For those of you who are entering the retirement phase of your lives, my preferred strategy is to use a process sometimes referred to as “asset dedication” to fund your retirement plan and create the overall asset allocation. This process fits in well with my preference for income-producing assets such as high-quality dividend paying stocks. It’s really quite simple, but is also highly customized for each client. It involves the following steps:
1. Analyze the current budget and income requirements.
2. Compare the current budget to the projected retirement cash flow need.
3. Factor in extraordinary expenses such as projected automobile replacement and one-time expenditures, such as an exotic vacation, new home, education costs, etc.
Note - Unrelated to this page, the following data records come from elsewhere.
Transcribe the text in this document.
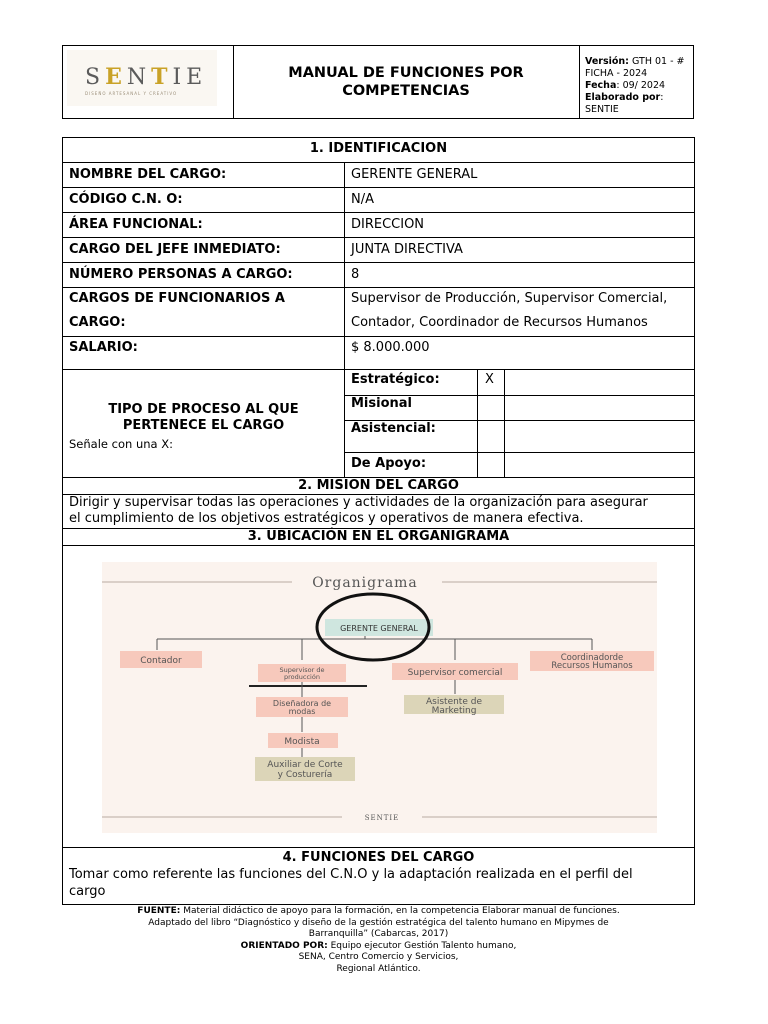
SENTIE
DISEÑO ARTESANAL Y CREATIVO
MANUAL DE FUNCIONES POR COMPETENCIAS
Versión: GTH 01 - # FICHA - 2024
Fecha: 09/ 2024
Elaborado por: SENTIE
1. IDENTIFICACION
NOMBRE DEL CARGO:	GERENTE GENERAL
CÓDIGO C.N. O:	N/A
ÁREA FUNCIONAL:	DIRECCION
CARGO DEL JEFE INMEDIATO:	JUNTA DIRECTIVA
NÚMERO PERSONAS A CARGO:	8
CARGOS DE FUNCIONARIOS A
CARGO:
Supervisor de Producción, Supervisor Comercial,
Contador, Coordinador de Recursos Humanos
SALARIO:	$ 8.000.000
TIPO DE PROCESO AL QUE
PERTENECE EL CARGO
Señale con una X:
Estratégico:	X
Misional
Asistencial:
De Apoyo:
2. MISION DEL CARGO
Dirigir y supervisar todas las operaciones y actividades de la organización para asegurar
el cumplimiento de los objetivos estratégicos y operativos de manera efectiva.
3. UBICACIÓN EN EL ORGANIGRAMA
Organigrama
GERENTE GENERAL
Contador
Supervisor de
producción	Supervisor comercial
Coordinadorde
Recursos Humanos
Diseñadora de
modas
Modista
Auxiliar de Corte
y Costurería
Asistente de
Marketing
SENTIE
4. FUNCIONES DEL CARGO
Tomar como referente las funciones del C.N.O y la adaptación realizada en el perfil del
cargo
FUENTE: Material didáctico de apoyo para la formación, en la competencia Elaborar manual de funciones.
Adaptado del libro “Diagnóstico y diseño de la gestión estratégica del talento humano en Mipymes de
Barranquilla” (Cabarcas, 2017)
ORIENTADO POR: Equipo ejecutor Gestión Talento humano,
SENA, Centro Comercio y Servicios,
Regional Atlántico.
4. Project the future sources of income – Social Security, Pensions, etc.
5. To the degree that investment assets will be used to fund future cash needs, dedicate 7-10 years of cash flow requirements to reliable sources of income, such as Treasury bonds, high quality corporate bonds, municipal bonds, CD’s and cash. This serves as a buffer period where we don’t want to be concerned about volatility. We want reliability and safety for this period of time.
6. The remaining assets are dedicated to growth assets, with a preference for income (i.e. dividend-paying stocks). Additionally, we may enhance this income with a covered call writing strategy as well (a topic for another article). The net effect of this planning process is to “back in” to an overall asset allocation that is tailored to your needs, not one generated randomly by a risk-tolerance profiling tool.
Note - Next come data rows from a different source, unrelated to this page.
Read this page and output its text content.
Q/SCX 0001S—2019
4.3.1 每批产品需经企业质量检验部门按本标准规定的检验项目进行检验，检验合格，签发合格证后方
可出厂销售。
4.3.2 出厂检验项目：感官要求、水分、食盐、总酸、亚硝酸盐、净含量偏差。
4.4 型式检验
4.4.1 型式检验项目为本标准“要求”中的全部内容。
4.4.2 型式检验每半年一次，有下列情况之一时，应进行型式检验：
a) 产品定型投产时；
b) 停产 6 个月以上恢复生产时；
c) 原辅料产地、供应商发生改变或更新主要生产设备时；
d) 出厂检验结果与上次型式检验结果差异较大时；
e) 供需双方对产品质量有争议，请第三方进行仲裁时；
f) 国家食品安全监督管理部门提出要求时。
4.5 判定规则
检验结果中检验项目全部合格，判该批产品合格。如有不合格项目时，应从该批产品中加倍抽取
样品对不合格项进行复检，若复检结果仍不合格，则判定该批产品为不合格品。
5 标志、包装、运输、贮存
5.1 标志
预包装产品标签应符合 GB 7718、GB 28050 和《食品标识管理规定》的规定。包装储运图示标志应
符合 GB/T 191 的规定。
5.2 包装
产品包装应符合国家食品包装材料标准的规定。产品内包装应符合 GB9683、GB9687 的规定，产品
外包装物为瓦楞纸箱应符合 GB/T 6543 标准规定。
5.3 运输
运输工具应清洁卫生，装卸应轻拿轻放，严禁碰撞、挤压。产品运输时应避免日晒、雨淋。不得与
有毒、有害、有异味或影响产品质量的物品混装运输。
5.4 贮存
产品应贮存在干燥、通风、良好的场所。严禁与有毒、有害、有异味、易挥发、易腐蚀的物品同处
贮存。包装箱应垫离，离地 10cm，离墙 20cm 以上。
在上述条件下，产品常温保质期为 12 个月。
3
We believe that this process takes into account your ‘real life’ situation, and can be adjusted as necessary on an annual or more frequent basis if necessary.
Much has been said about asset allocation over the last several decades. Usually, this is in the context that Modern Portfolio Theory and the “efficient frontier” of optimum portfolios is an inviolable rule for all investors.
My advice to you is BEWARE OF ABSOLUTES! I contend that Modern Portfolio Theory has been corrupted by large investment firms and uneducated salespeople to the point that it has become a dangerous fantasy. I have no issue with PROPER diversification, however, when we become deluded that everything will be ok if we just combine enough assets of supposedly different characteristics, and that our returns will become predictable, and that volatility will be acceptable, we are setting ourselves up for disappointment, or worse.
One last bit of advice – don’t forget that committing money to a portfolio is an investing decision, not strictly an asset class decision. Treat it with the diligence and thoroughness of an INVESTOR (think Warren Buffett, Marty Whitman, John Osterweis, and Bruce Berkowitz, to name a few.